Vitamin C, also known as orascorbic acid, may be found in a variety of fresh vegetables and fruits. The vitamin C content of an average serving ranges from 10 to 40 milligrams. In a study of 29 short-term studies of vitamin C supplements, patients were given 500 mg of vitamin C per day for around eight weeks, and the results were positive in all cases. In this study, blood pressure decreased dramatically, with an average drop in systolic blood pressure of 3.84 mmHg and an average reduction in diastolic blood pressure of 1.48 mmHg.
Those at risk of kidney stones, on the other hand, should exercise caution while taking vitamin C supplements.
Consuming more vegetables and fruit, in addition to increasing your vitamin C consumption, has the added benefit of increasing your potassium intake, which can help counteract the effects of sodium from salt.
What to avoid to lower your blood pressure
For thousands of years, salt, also known as sodium chloride, has been used to preserve foods and enhance their flavor. The use of large amounts of salt is connected with elevated blood pressure. A typical adult requires between 1.2 and 2.4g of salt per day (about a quarter to a half teaspoon), which is equal to 460 to 920mg of sodium per day. Seven out of ten men and three out of ten women in Australia consume far more than that – and significantly more than the maximum recommended daily intake of 5.9 grams of salt (approximately one teaspoon) or 2,300 milligrams of sodium.
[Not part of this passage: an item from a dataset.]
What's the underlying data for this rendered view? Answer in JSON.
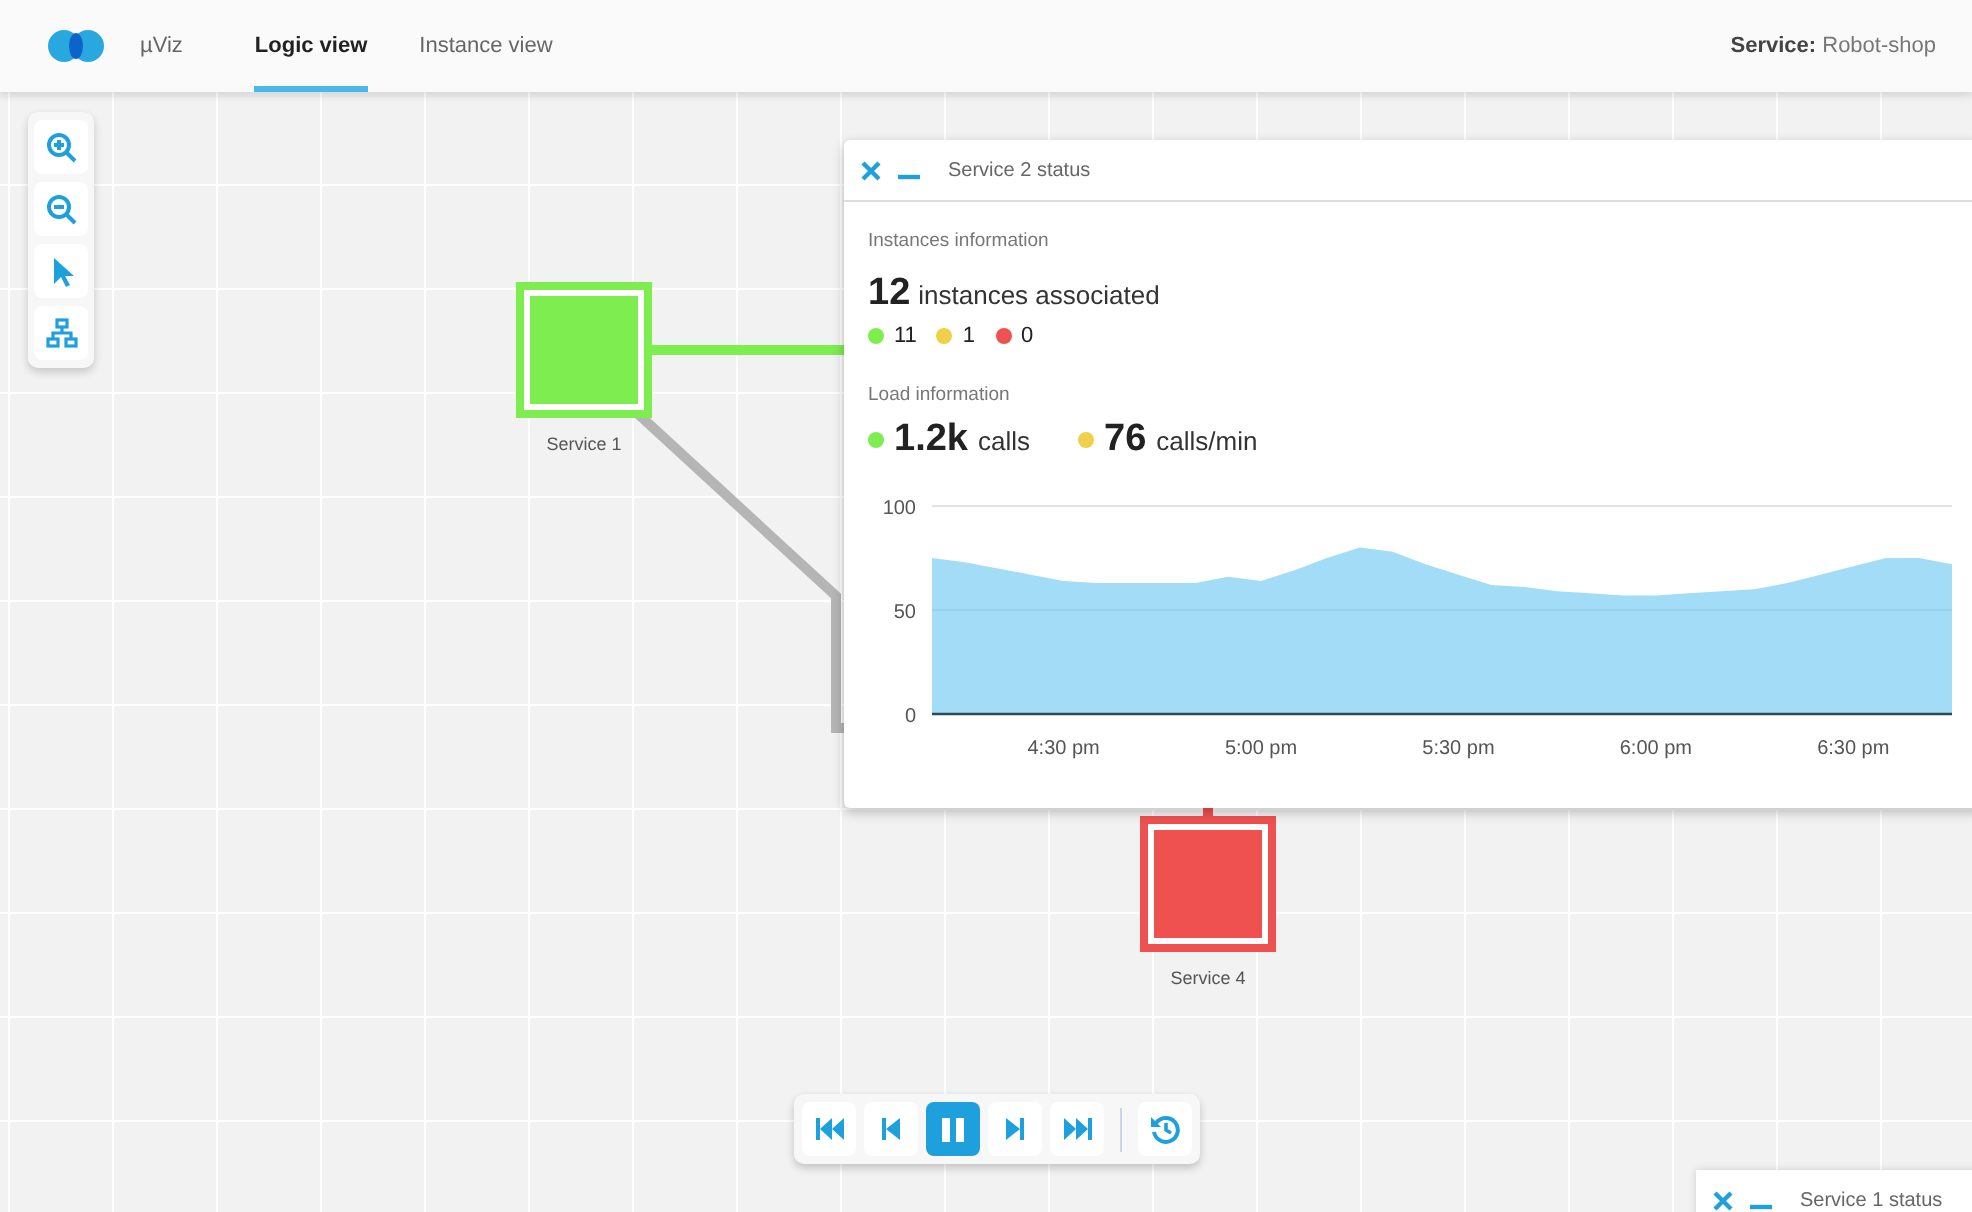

A analysis of trials involving 3,230 persons found that lowering salt intake by 4.4 grams per day might lower systolic blood pressure by approximately 4.2 millimeters of mercury and diastolic blood pressure by approximately 2.1 millimeters of mercury.
Those with high blood pressure had even greater decreases, with 5.4 mmHg (systolic) and 2.8 mmHg (diastolic) drops in their readings (diastolic). Foods that are rich in salt should be avoided. Don’t season your meals with salt, and look for lower-salt alternatives of processed items.
When one or more alcoholic drinks are consumed daily, the risk of developing high blood pressure increases by approximately 2.7 mmHg, and the risk of developing low blood pressure increases by approximately 1.4 mmHg. It’s interesting to note that when you first consume an alcoholic beverage, your blood pressure drops, only to climb later. When you’re awake rather than asleep, you’re more likely to have an increase in blood pressure as a result of consuming alcohol. In terms of the bad news, excessive alcohol use, particularly in males, but also in women to a lesser extent, increases your chance of developing high blood pressure.
High blood pressure caused by eating black liquorice is extremely unusual, however it has been reported on occasion. The majority of liquorice candy sold today includes extremely little real liquorice root and, as a result, has very little glycyrrhizic acid (GZA), the active element in licorice. GZA is present in significant concentrations in certain licorice candies on occasion. Because of salt retention and potassium loss caused by GZA, elevated blood pressure is a result of this medication.
If it includes licorice root, proceed with caution.
Caffeine is most frequently found in beverages such as coffee, tea, cola, and energy drinks. In the short term, high doses of caffeine from coffee are associated with elevated blood pressure. People who drank one to two cups of strong coffee had a rise in their systolic blood pressure of 8.1 mmHg and a decrease in their diastolic blood pressure of 5.7 mmHg for up to three hours after drinking it, according to a study of five trials. However, according to three trials that lasted two weeks, consuming coffee had no effect on blood pressure when compared to drinking decaffeinated coffee or avoiding caffeine.